And another down day. Work was shit. From knowledge transfer down to ordinary bug fix down to serving the users. Yesterday I was complaining that someone should help me with all the bug fix as part of the knowledge transfer. Today I was complaining that I shouldn’t be doing something that what the technical team should be doing.
And guess what? Yesterday I phoned JP and she was not at home. Her mum joked to me that she was having “fun” outside. I phoned her at the office and her colleague told me that “she is meeting someone”. I phoned her once at home and she was not in at 8 pm. Then I phoned again at 10 pm and she was not in either.
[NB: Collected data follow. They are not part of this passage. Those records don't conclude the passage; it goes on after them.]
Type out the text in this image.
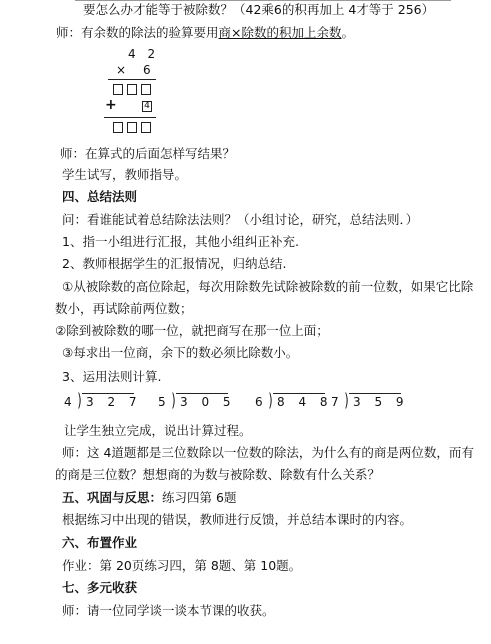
要怎么办才能等于被除数？（42乘6的积再加上 4才等于 256）
师：有余数的除法的验算要用商×除数的积加上余数。
4 2
× 6
+	4
师：在算式的后面怎样写结果？
学生试写，教师指导。
四、总结法则
问：看谁能试着总结除法法则？（小组讨论，研究，总结法则．）
1、指一小组进行汇报，其他小组纠正补充.
2、教师根据学生的汇报情况，归纳总结.
①从被除数的高位除起，每次用除数先试除被除数的前一位数，如果它比除
数小，再试除前两位数；
②除到被除数的哪一位，就把商写在那一位上面；
③每求出一位商，余下的数必须比除数小。
3、运用法则计算.
4 ) 3 2 7 5 ) 3 0 5 6 ) 8 4 8
7 ) 3 5 9
让学生独立完成，说出计算过程。
师：这 4道题都是三位数除以一位数的除法，为什么有的商是两位数，而有
的商是三位数？想想商的为数与被除数、除数有什么关系？
五、巩固与反思：练习四第 6题
根据练习中出现的错误，教师进行反馈，并总结本课时的内容。
六、布置作业
作业：第 20页练习四，第 8题、第 10题。
七、多元收获
师：请一位同学谈一谈本节课的收获。
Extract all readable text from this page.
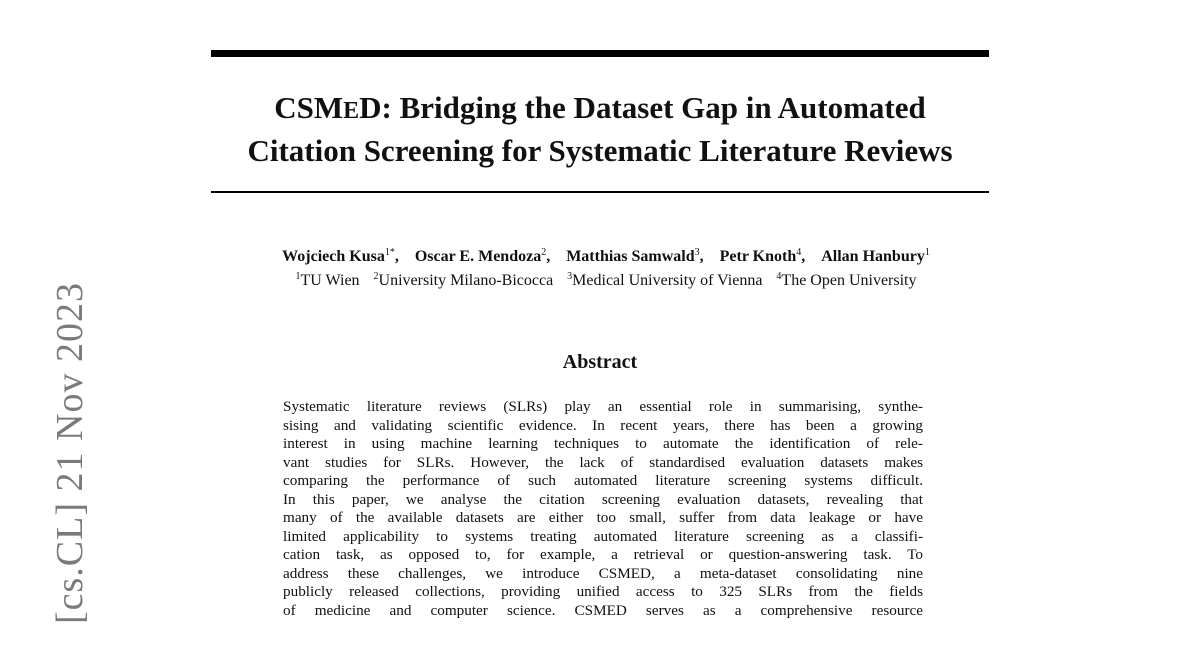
[cs.CL] 21 Nov 2023
CSMED: Bridging the Dataset Gap in Automated
Citation Screening for Systematic Literature Reviews
Wojciech Kusa$^{1*}$, Oscar E. Mendoza$^2$, Matthias Samwald$^3$, Petr Knoth$^4$, Allan Hanbury$^1$
$^1$TU Wien $^2$University Milano-Bicocca $^3$Medical University of Vienna $^4$The Open University
Abstract
Systematic literature reviews (SLRs) play an essential role in summarising, synthe-
sising and validating scientific evidence. In recent years, there has been a growing
interest in using machine learning techniques to automate the identification of rele-
vant studies for SLRs. However, the lack of standardised evaluation datasets makes
comparing the performance of such automated literature screening systems difficult.
In this paper, we analyse the citation screening evaluation datasets, revealing that
many of the available datasets are either too small, suffer from data leakage or have
limited applicability to systems treating automated literature screening as a classifi-
cation task, as opposed to, for example, a retrieval or question-answering task. To
address these challenges, we introduce CSMED, a meta-dataset consolidating nine
publicly released collections, providing unified access to 325 SLRs from the fields
of medicine and computer science. CSMED serves as a comprehensive resource
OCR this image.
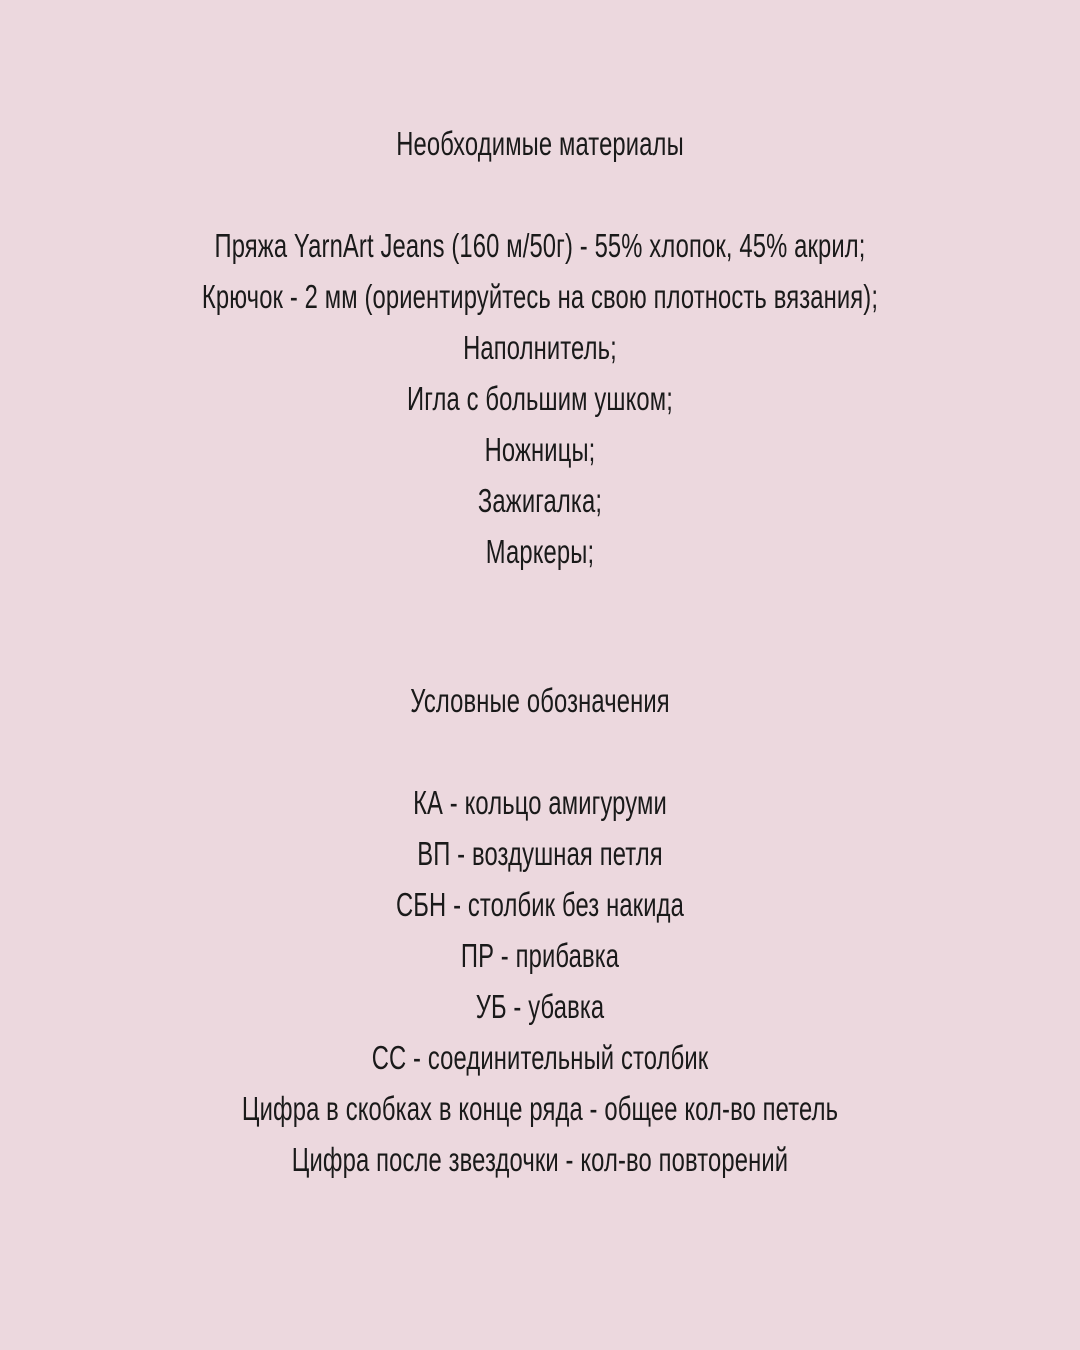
Необходимые материалы
Пряжа YarnArt Jeans (160 м/50г) - 55% хлопок, 45% акрил;
Крючок - 2 мм (ориентируйтесь на свою плотность вязания);
Наполнитель;
Игла с большим ушком;
Ножницы;
Зажигалка;
Маркеры;
Условные обозначения
КА - кольцо амигуруми
ВП - воздушная петля
СБН - столбик без накида
ПР - прибавка
УБ - убавка
СС - соединительный столбик
Цифра в скобках в конце ряда - общее кол-во петель
Цифра после звездочки - кол-во повторений
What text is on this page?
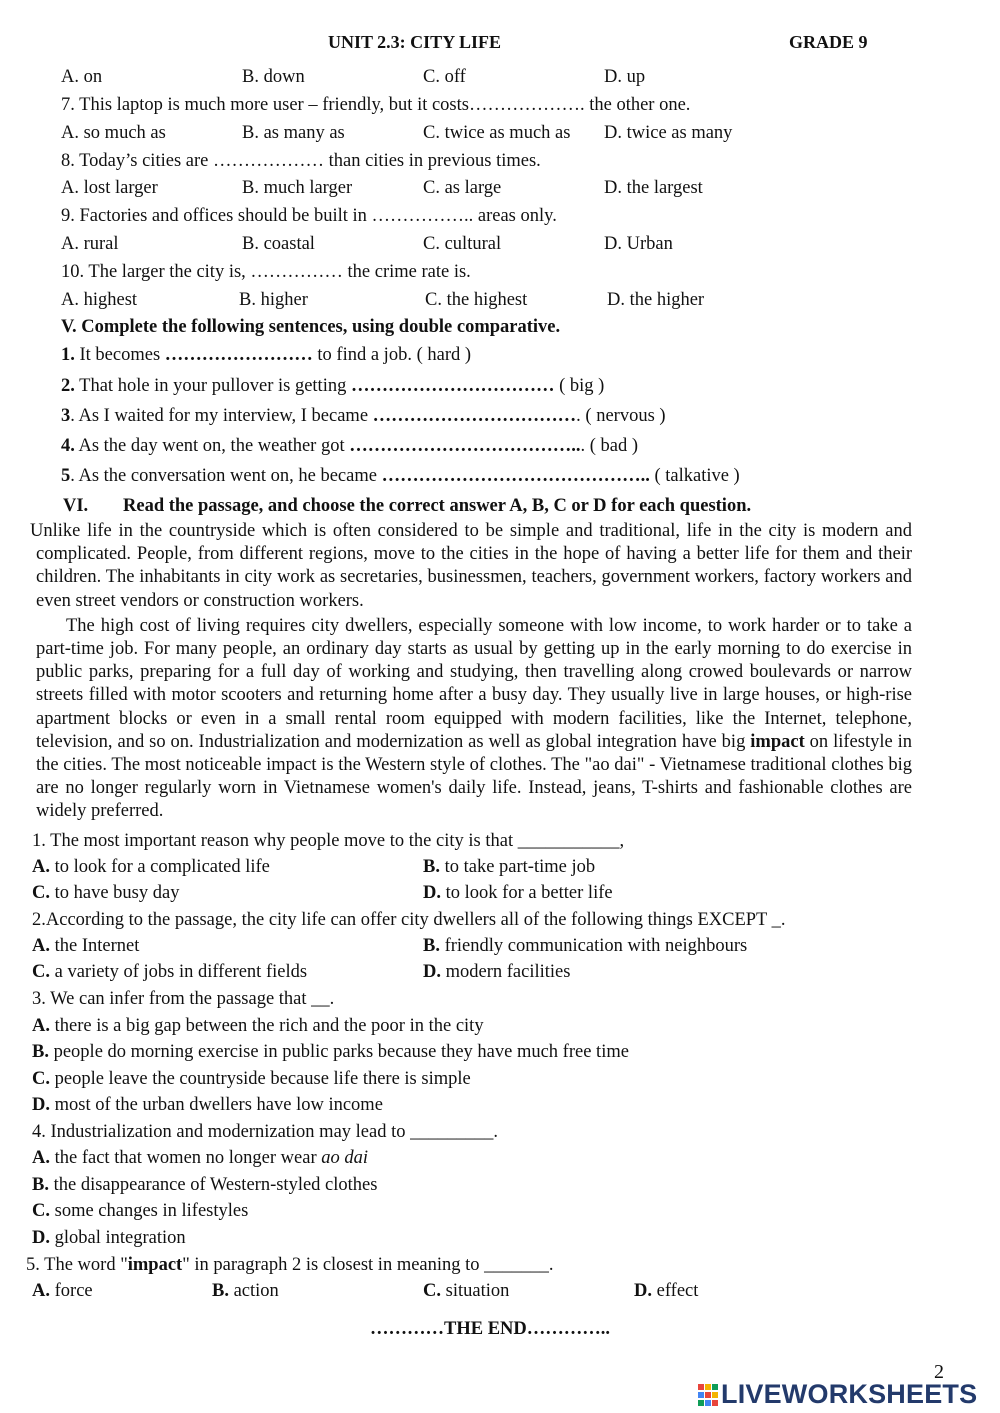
UNIT 2.3: CITY LIFE	GRADE 9
A. on	B. down	C. off	D. up
7. This laptop is much more user – friendly, but it costs………………. the other one.
A. so much as	B. as many as	C. twice as much as D. twice as many
8. Today’s cities are ……………… than cities in previous times.
A. lost larger	B. much larger	C. as large	D. the largest
9. Factories and offices should be built in …………….. areas only.
A. rural	B. coastal	C. cultural	D. Urban
10. The larger the city is, …………… the crime rate is.
A. highest	B. higher	C. the highest	D. the higher
V. Complete the following sentences, using double comparative.
1. It becomes …………………… to find a job. ( hard )
2. That hole in your pullover is getting …………………………… ( big )
3. As I waited for my interview, I became ……………………………. ( nervous )
4. As the day went on, the weather got ………………………………... ( bad )
5. As the conversation went on, he became …………………………………….. ( talkative )
VI. Read the passage, and choose the correct answer A, B, C or D for each question.

Unlike life in the countryside which is often considered to be simple and traditional, life in the city is modern and complicated. People, from different regions, move to the cities in the hope of having a better life for them and their children. The inhabitants in city work as secretaries, businessmen, teachers, government workers, factory workers and even street vendors or construction workers.

The high cost of living requires city dwellers, especially someone with low income, to work harder or to take a part-time job. For many people, an ordinary day starts as usual by getting up in the early morning to do exercise in public parks, preparing for a full day of working and studying, then travelling along crowed boulevards or narrow streets filled with motor scooters and returning home after a busy day. They usually live in large houses, or high-rise apartment blocks or even in a small rental room equipped with modern facilities, like the Internet, telephone, television, and so on. Industrialization and modernization as well as global integration have big impact on lifestyle in the cities. The most noticeable impact is the Western style of clothes. The "ao dai" - Vietnamese traditional clothes big are no longer regularly worn in Vietnamese women's daily life. Instead, jeans, T-shirts and fashionable clothes are widely preferred.

1. The most important reason why people move to the city is that ___________,
A. to look for a complicated life	B. to take part-time job
C. to have busy day	D. to look for a better life
2.According to the passage, the city life can offer city dwellers all of the following things EXCEPT _.
A. the Internet	B. friendly communication with neighbours
C. a variety of jobs in different fields	D. modern facilities
3. We can infer from the passage that __.
A. there is a big gap between the rich and the poor in the city
B. people do morning exercise in public parks because they have much free time
C. people leave the countryside because life there is simple
D. most of the urban dwellers have low income
4. Industrialization and modernization may lead to _________.
A. the fact that women no longer wear ao dai
B. the disappearance of Western-styled clothes
C. some changes in lifestyles
D. global integration
5. The word "impact" in paragraph 2 is closest in meaning to _______.
A. force	B. action	C. situation	D. effect
…………THE END…………..
2
LIVEWORKSHEETS
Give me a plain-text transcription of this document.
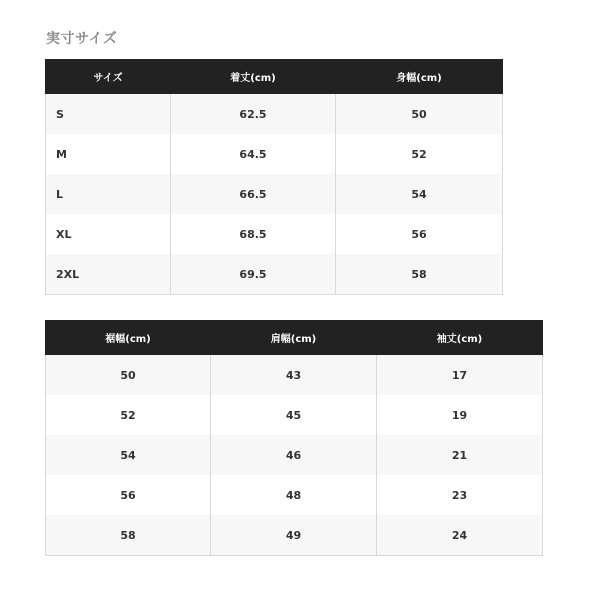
実寸サイズ
サイズ	着丈(cm)	身幅(cm)
S	62.5	50
M	64.5	52
L	66.5	54
XL	68.5	56
2XL	69.5	58
裾幅(cm)	肩幅(cm)	袖丈(cm)
50	43	17
52	45	19
54	46	21
56	48	23
58	49	24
So what happened to her? I don’t know. But one thing for sure is that I am feeling damn shit.
And with all these shit, I decided to quite smoking. I was a tough experience once again. I was struggling throughout the whole afternoon as I couldn’t find JP. But I didn’t give in. It is a tough battle and I am fighting for my life! I have always a great survivor and I have decided firmly that I have to quit this bad habit once and for all.
Only one thing that made me happy tonight was that they have changed the Pay TV program. And I watched “Phenomenon”. That made me cried. Remember “George Malley”?
Just a few quotes from the show.
“Would u love me for the rest of my life?
No, you don’t love me for the rest of mine.”“U came here to die, didn’t u ?”
“Everything is on its way to somewhere.”
“And you have to listen to me now, it’s happening. It’s gonna be okay .. It’s okay .. Goodbye honey.”